German mathematician and physical scientist (1777-1855) who contributed significantly to many fields, including geometry and astronomy; he is often referred to as the 'prince of mathematicians' or 'the greatest mathematician since antiquity.' Handwritten manuscript by Carl Friedrich Gauss as director of the astronomical observatory at Gottingen, one page, 4 x 6.5, July-August 1808. Under the heading "Neueste Elemente der Juno [Latest Elements of Juno]," Gauss tracks the orbit of the asteroid Juno from July 30-August 5, 1808, as part of his official work at the Gottingen observatory. This appears to be his official recording of the newest statistical data for Juno; data identical or nearly-identical to the present was officially published by the observatory in 1808 in a work authored by Gauss (“Juno Element VIII,” reprinted in Gauss’ Werke, vol. 6, p. 306). This present document was written just one year after Gauss’ appointment to the directorship. Annotated along the top edge in another hand, "Written by Professor C. F. Gauss at Gottingen." Affixed by its top edge to a larger sheet and in fine condition. A very rare and important manuscript integral to Gauss' life and mind.

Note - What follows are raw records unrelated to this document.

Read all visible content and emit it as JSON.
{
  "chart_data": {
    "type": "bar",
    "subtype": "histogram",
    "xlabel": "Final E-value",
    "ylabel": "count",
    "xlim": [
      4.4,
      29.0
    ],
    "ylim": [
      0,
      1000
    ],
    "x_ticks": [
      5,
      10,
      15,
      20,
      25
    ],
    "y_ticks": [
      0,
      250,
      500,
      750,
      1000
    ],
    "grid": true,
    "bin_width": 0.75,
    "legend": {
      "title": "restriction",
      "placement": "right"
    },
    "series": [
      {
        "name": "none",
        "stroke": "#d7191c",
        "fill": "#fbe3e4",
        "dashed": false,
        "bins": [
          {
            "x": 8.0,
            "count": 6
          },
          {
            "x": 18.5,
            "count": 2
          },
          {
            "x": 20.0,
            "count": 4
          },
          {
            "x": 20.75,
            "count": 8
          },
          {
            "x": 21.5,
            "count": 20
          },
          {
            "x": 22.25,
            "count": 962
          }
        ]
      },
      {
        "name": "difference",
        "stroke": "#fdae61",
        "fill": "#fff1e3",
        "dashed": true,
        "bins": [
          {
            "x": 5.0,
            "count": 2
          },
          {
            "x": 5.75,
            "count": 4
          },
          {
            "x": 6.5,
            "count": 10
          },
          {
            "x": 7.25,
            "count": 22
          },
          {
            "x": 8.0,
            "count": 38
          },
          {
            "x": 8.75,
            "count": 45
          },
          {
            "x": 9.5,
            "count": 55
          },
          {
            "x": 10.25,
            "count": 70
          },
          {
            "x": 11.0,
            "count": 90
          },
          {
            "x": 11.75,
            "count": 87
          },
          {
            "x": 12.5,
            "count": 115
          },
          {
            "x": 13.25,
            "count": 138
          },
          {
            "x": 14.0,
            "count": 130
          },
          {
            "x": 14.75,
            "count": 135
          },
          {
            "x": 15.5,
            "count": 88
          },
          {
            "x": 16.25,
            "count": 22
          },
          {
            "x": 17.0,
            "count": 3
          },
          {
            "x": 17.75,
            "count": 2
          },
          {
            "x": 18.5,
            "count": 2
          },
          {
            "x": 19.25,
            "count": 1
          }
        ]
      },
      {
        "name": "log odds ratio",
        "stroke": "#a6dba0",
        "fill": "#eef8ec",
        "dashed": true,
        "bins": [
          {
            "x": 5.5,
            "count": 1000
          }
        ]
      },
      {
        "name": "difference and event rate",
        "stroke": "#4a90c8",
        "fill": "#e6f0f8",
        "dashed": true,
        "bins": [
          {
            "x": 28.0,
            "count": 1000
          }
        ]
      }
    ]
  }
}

Gauss had lifelong interest in astronomy, authoring several important mathematical works on the subject, and serving in his professional life as the director of the Gottingen Observatory for almost 50 years. As an astronomer, Gauss is best known for determining the orbits of the first minor planets (i.e. asteroids) from a scarce number of their observations and calculating their perturbations. Gauss in fact first came to international fame through his 1801 calculation of the orbit of the asteroid Ceres, the first asteroid ever discovered.
Gauss’ work with asteroids resulted in the introduction of the 'Gaussian gravitational constant' and ultimately led to the publication in 1809 of Gauss’ major astronomical work Theoria motus corporum coelestium. His 1801 work with Ceres resulted in Gauss devising an approximative least-square method to determine Ceres’ orbit, a method of calculation which subsequently became the standard means of preliminary orbit determination. His work with the asteroid Juno (discovered in 1804) resulted in Gauss inventing a new method of trigonometric interpolation very closely related to, and predating, the 1807 discovery of the 'Fourier transform.' (Gauss’ invention is sometimes said to be a discrete version of the 'Fast Fourier Transform.') This Juno-inspired mathematical method is articulated in Gauss’ Theoria Interpolationis Methodo Nova Tractata, composed in 1804 but published posthumously.
Gauss’ applied-mathematical work in astronomy led to his appointment as the director of the Gottingen Observatory in 1807, a position he proudly held for the rest of his life.